Not just “Cowtown”: Alberta and alternative protein

November 9, 2020
Agribusiness Technology
newsroom+Not just Cowtown Alberta and alternative protein

Calgary Economic Development and Western Economic Development Canada released an Agribusiness Market Study in September 2020 detailing prospects for growth in regional and global markets for the agribusiness sector in Calgary and southern Alberta. This article is one of a series of stories about the study. 
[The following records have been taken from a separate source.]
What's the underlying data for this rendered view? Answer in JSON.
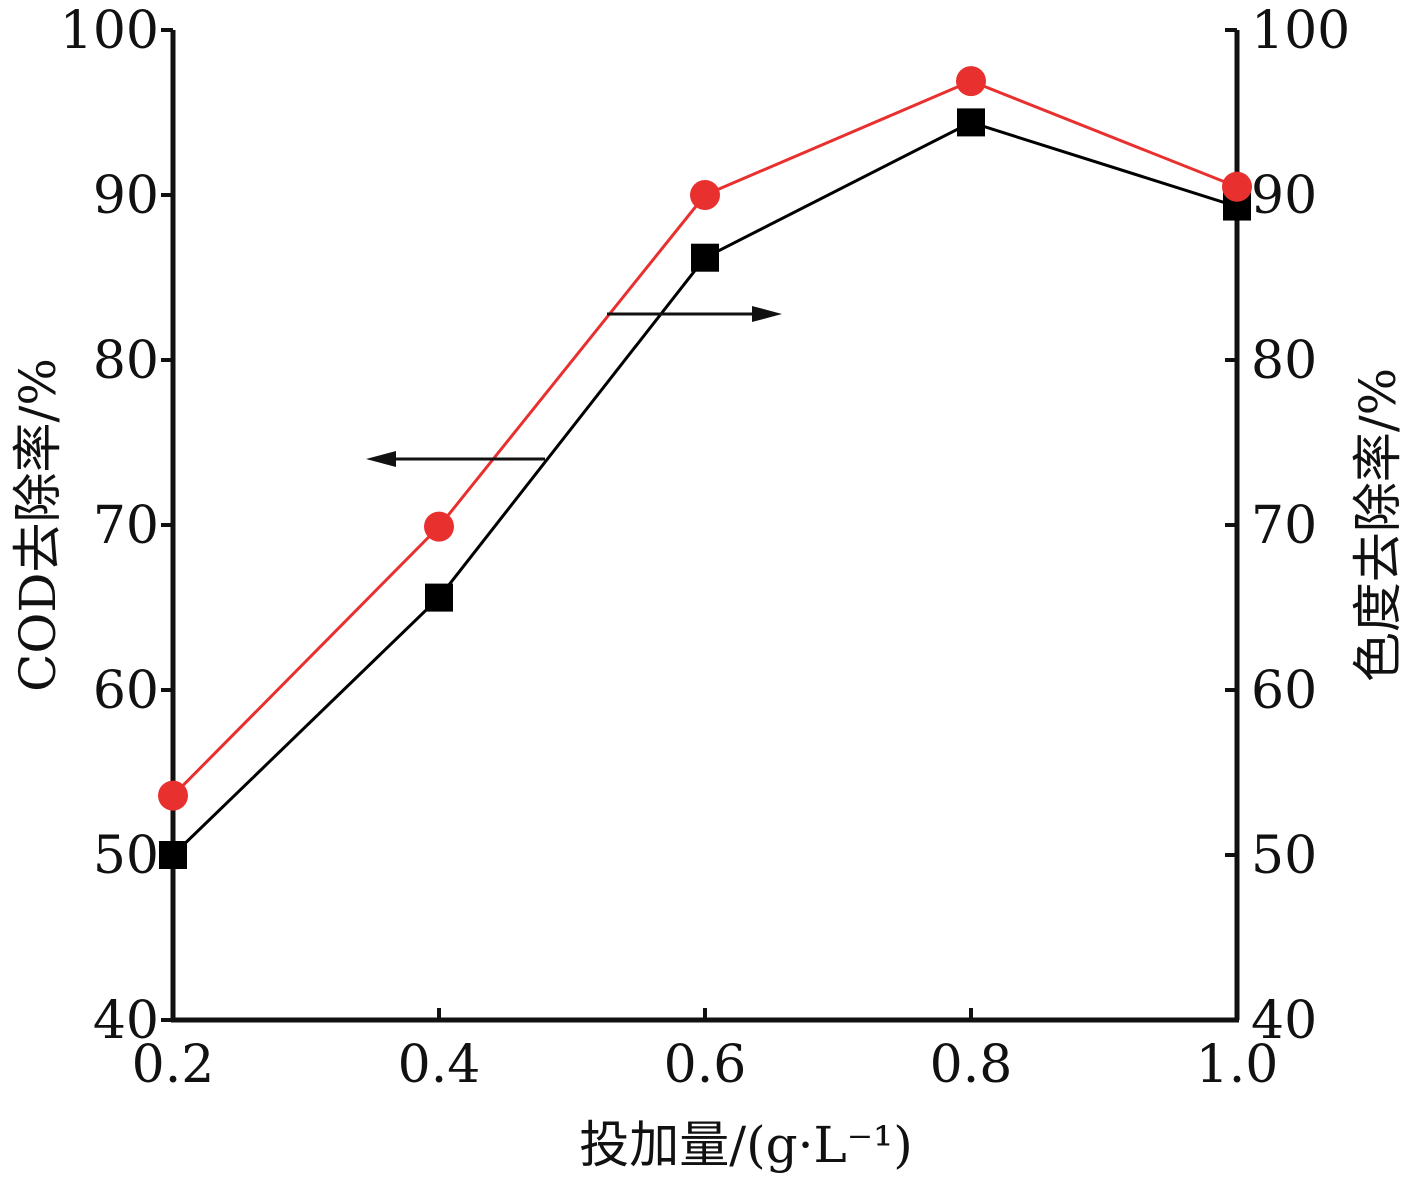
{
  "chart_data": {
    "type": "line",
    "xlabel": "投加量/(g·L⁻¹)",
    "ylabel_left": "COD去除率/%",
    "ylabel_right": "色度去除率/%",
    "x_ticks": [
      "0.2",
      "0.4",
      "0.6",
      "0.8",
      "1.0"
    ],
    "y_ticks": [
      "40",
      "50",
      "60",
      "70",
      "80",
      "90",
      "100"
    ],
    "xlim": [
      0.2,
      1.0
    ],
    "ylim_left": [
      40,
      100
    ],
    "ylim_right": [
      40,
      100
    ],
    "grid": false,
    "series": [
      {
        "axis": "left",
        "marker": "square",
        "color": "#000000",
        "x": [
          0.2,
          0.4,
          0.6,
          0.8,
          1.0
        ],
        "y": [
          50.0,
          65.6,
          86.2,
          94.4,
          89.3
        ]
      },
      {
        "axis": "right",
        "marker": "circle",
        "color": "#e8312f",
        "x": [
          0.2,
          0.4,
          0.6,
          0.8,
          1.0
        ],
        "y": [
          53.6,
          69.9,
          90.0,
          96.9,
          90.5
        ]
      }
    ],
    "annotations": [
      {
        "type": "arrow",
        "direction": "left",
        "points_to": "left-axis",
        "series": 0
      },
      {
        "type": "arrow",
        "direction": "right",
        "points_to": "right-axis",
        "series": 1
      }
    ]
  }
}
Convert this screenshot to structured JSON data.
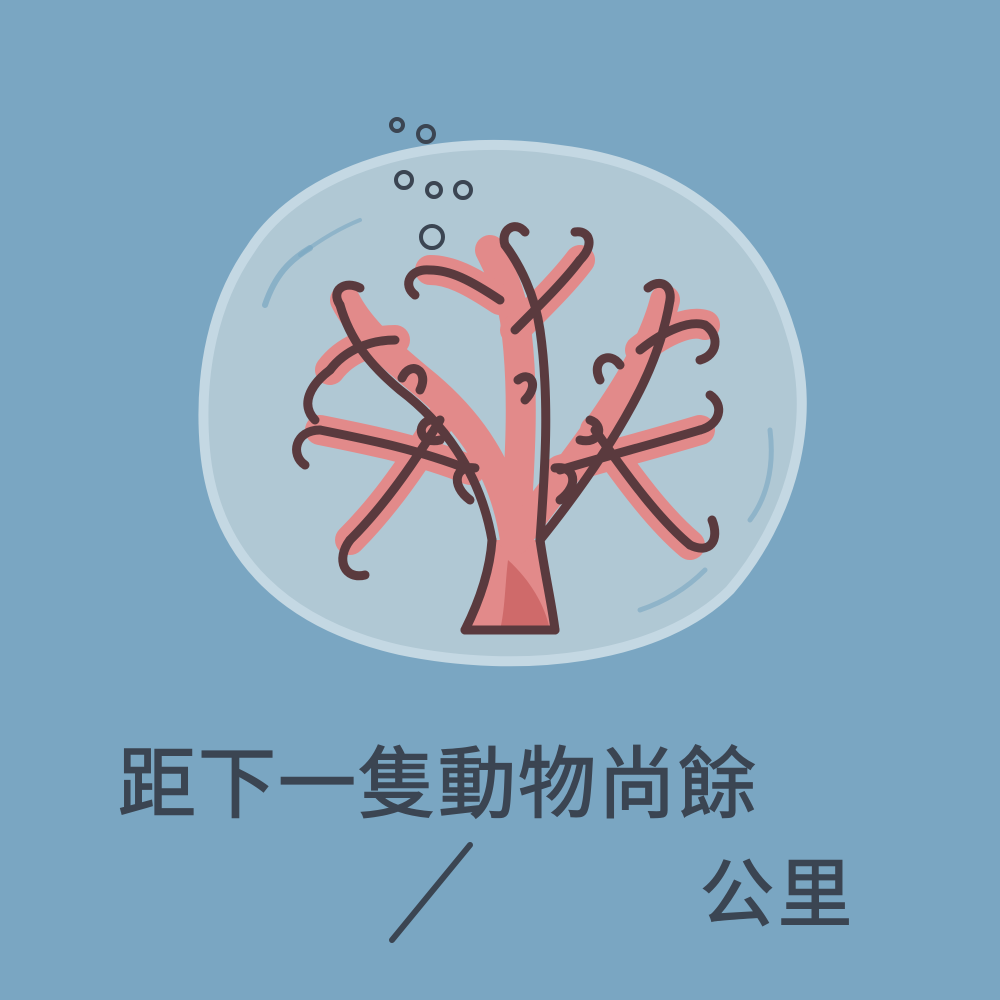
{
  "caption": {
    "line1": "距下一隻動物尚餘",
    "unit": "公里"
  },
  "colors": {
    "background": "#7aa6c2",
    "bubble": "#b3cad6",
    "coral": "#e28a8a",
    "coral_outline": "#5a3a3e",
    "ink": "#3b4552"
  },
  "icons": {
    "main": "coral-in-bubble-icon",
    "bubbles": "air-bubbles-icon",
    "separator": "slash-icon"
  }
}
In the last several years, one of the most undeniable trends in agrifood has been the increased demand in non-animal or alternative proteins. And industry is working hard to keep up supply by deploying technology to make sure that those products hit the market. Right here in Calgary, the restaurant and food delivery industries reflect that demand not only with their menu items, but entire restaurant concepts too.

Alternative proteins come from many sources like plants and insects, but new technology is paving the way for more alternative sources such as microbes and even lab-grown meat through cellular agriculture.

Alternative proteins for alternative products

The reasons for alternative protein demand vary, from personal diet preferences and food intolerances, to those searching for more sustainable food sources. And while vegan and vegetarian diets are not new, the variety of non-animal products available on the market has exploded more recently. Consuming alternative proteins doesn’t mean eating crickets or living off bean curd as some might believe. Food technology has made it possible to take proteins from other sources and create products that consumers know and love – and sometimes, even mistake for the real deal.

Although many people are choosing to add more plant or alternative protein-based foods in their diets, they’re not willing to sacrifice the taste and texture of the original products. Gone are the days of questionable veggie burgers and rubbery imitation chicken. Today’s consumers want burgers that look like something straight off the barbecue. Coffee and tea drinkers want dairy alternatives that will blend nicely into their hot drink. Now, there’s more choice than ever on the shelves to satisfy these needs.

Alternative proteins are also being used to meet the demand in animal feed. Even though consumers are wanting more flexibility in their food choices, there is still a big market for meat and livestock that producers need to be able to keep up with. Where these producers are playing their part is using alternative feed sources for their livestock that are more financially sustainable and better for the environment.

Plant-based opportunities

At first glance, a local and global demand for alternative protein might seem like it would negatively impact the agrifood industry in Alberta, where beef has dominated for some time. But Alberta is well-suited to be a leader in the production of plant-based proteins in particular. Several of Alberta’s best-known crops are high in protein, such as canola, lentils, and beans. Take Rowland Farms for example, Western Canada’s largest organic producer of some of these crops, based close by in Taber.

Both industry and government recognize this massive opportunity for Canadian agriculture, especially for us here in the Prairies. Protein Industries Canada (PIC), a not-for-profit organization, was created to “unleash the potential of Canadian crops,” as one of the Government of Canada’s five superclusters  part of the Innovation Supercluster Initiative. In 2019, PIC selected Calgary-based Botaneco Inc. as one of its first funding recipients, which has now developed technology to derive proteins from oilseeds for use in food, animal feed, and even personal care products.

Mushrooms also continue to be a popular alternative protein for consumers. Ceres Solutions is an Alberta startup and Creative Destruction Lab (CDL) Rockies graduate that has been producing high quality gourmet mushrooms at its facility in Olds for some time now. It’s also working on a technology that takes spent grains – a by-product of beer brewing that would otherwise go into compost or the trash – and combines it with mushroom culture to create a livestock feed rich in protein.

The global opportunity

When it comes to alternative protein on the world stage, the demand is poised to increase, and quicker than ever before. Alberta’s agriculture industry can confidently take the lead in this growth. From its already budding agribusiness network, to its strong government and industry support, this province is set to become one of the primary sources of alternative protein in Canada and eventually, across the world.